On the 14th of March I blogged about what I thought the outline of the first chapter of Ephesians should be. I noted that the background to Ephesians is that the Gentiles were being intolerant and uppity towards the Jewish Christians and that this letter was in fact a rebuke to them.

In my outline I proposed that Ephesians 1:3-10 is about the Jewish nation being chosen to reveal Christ. On another blog where I made this comment some one replied that I was in fact in a very small minority of belief regarding this and that this group was solely comprised of myself and therefore on that basis I should reconsider my views.

While I do believe in accountability, I don't think that is a good basis to reconsider ones views rather that the Word of God should be used to form ones views. Therefore on that basis I want to look at the Bibles use of the word Adopted which the Greek word is Huiothesia. It is used 5 times in the NT and only by Paul. According to the NIV Exhaustive Concordance it is translated
(1) Adopted as sons Ephesians 1:5
(2) Adoption as sons Romans 8:23 & 9:4
(1) Full rights as sons Gal 4:5
(1) Sonship Romans 8:15
I am proposing that Paul's primary use of adoption in his letters is in regards to illustrating that God first adopted the Israelites as his own and uses the term mainly as a rebuke to the Gentiles who are a little uppity and intolerant towards the Jewish Christians.

  1. Gal 4:5 to redeem those under law, that we might receive the full rights of sons.
When ever Paul uses the law in his letters he is mainly talking to those of a Jewish background and it is in this context that Paul is using the term adopted translated as "Full rights as sons"

2. Rom 8:15 For you did not receive a spirit that makes you a slave again to fear, but you received the Spirit of sonship.[7] And by him we cry, "Abba,[8] Father."

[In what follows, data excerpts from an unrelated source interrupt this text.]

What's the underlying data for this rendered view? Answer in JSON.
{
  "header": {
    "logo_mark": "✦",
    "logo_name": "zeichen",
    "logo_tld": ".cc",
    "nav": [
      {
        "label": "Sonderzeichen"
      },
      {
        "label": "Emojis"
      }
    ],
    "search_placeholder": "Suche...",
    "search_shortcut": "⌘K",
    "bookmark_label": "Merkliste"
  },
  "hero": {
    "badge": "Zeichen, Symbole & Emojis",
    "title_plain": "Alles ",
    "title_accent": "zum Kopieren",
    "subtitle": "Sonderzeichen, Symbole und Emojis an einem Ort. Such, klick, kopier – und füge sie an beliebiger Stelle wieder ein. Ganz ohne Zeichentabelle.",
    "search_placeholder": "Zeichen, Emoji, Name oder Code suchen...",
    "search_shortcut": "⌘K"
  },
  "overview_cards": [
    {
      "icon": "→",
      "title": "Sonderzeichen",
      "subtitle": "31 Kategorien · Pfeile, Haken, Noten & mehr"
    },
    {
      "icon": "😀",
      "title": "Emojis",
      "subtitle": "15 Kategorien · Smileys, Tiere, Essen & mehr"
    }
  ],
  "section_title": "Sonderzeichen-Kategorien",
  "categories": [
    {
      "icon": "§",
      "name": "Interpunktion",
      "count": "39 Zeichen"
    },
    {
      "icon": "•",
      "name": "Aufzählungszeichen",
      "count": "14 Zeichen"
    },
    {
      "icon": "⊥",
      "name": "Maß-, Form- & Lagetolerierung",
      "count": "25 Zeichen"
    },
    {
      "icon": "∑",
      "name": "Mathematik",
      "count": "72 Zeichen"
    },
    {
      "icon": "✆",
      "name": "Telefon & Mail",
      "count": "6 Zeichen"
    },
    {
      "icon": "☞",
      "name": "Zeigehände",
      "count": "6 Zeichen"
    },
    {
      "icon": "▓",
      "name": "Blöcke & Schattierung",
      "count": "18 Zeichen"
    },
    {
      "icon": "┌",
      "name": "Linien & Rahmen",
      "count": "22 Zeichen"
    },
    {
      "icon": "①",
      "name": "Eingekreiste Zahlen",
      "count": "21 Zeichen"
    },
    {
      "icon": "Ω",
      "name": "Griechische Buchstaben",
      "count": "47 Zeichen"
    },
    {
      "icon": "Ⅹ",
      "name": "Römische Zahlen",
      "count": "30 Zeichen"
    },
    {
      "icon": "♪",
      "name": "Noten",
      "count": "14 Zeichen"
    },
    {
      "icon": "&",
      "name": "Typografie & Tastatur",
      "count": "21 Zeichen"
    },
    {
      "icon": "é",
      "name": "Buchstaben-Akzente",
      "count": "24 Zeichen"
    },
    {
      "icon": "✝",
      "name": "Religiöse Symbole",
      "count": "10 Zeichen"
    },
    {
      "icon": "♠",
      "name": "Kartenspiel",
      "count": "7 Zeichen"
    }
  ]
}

While time and space does not permit a full exegesis of Romans, basically Paul alternates between talking to the Jews and the Gentile Christians. Here he is talking to those of a Jewish background about not becoming a slave again to the Law.

3. Rom 8:23 Not only so, but we ourselves, who have the firstfruits of the Spirit, groan inwardly as we wait eagerly for our adoption as sons, the redemption of our bodies.

Paul is referring to himself and again to the fact that it is the Jews who had the first fruits of the Spirit waiting eagerly for adoption.

4. Rom 9:4 the people of Israel. Theirs is the adoption as sons; theirs the divine glory, the covenants, the receiving of the law, the temple worship and the promises.

This is perhaps the major verse that gives the most weight to my proposal. Romans is considered by most to be written after Ephesians and is Paul's most systematic tome regarding his theology. Here he is now speaking to his Gentile audience and is clearly saying - it is the people of Israel who were adopted as sons by God and it is to them that the promise of Christ came to first.

If Paul did write Romans after he wrote Ephesians we must allow his use of the term in Romans to highlight what he means in Ephesians.

5.) Eph 1:5 he[3] predestined us to be adopted as his sons through Jesus Christ, in accordance with his pleasure and will-

I believe that Paul is rebuking his Gentile audience reminding them that it was the Jews who were adopted by God first and that it was to them the promises came first.

This is backed up by verse 13 where Paul now says, And you also were included in Christ... which means that Paul was not talking about the Gentiles in his previous sentences rather about someone else and that someone else could only be the Jews who had accepted Christ.

Therefore whenever we read Ephesians we need to keep in mind that those promises Paul speaks of, includes us but he is not primarily talking about us, rather rebuking us to remember that the promises came to the Jews firstly.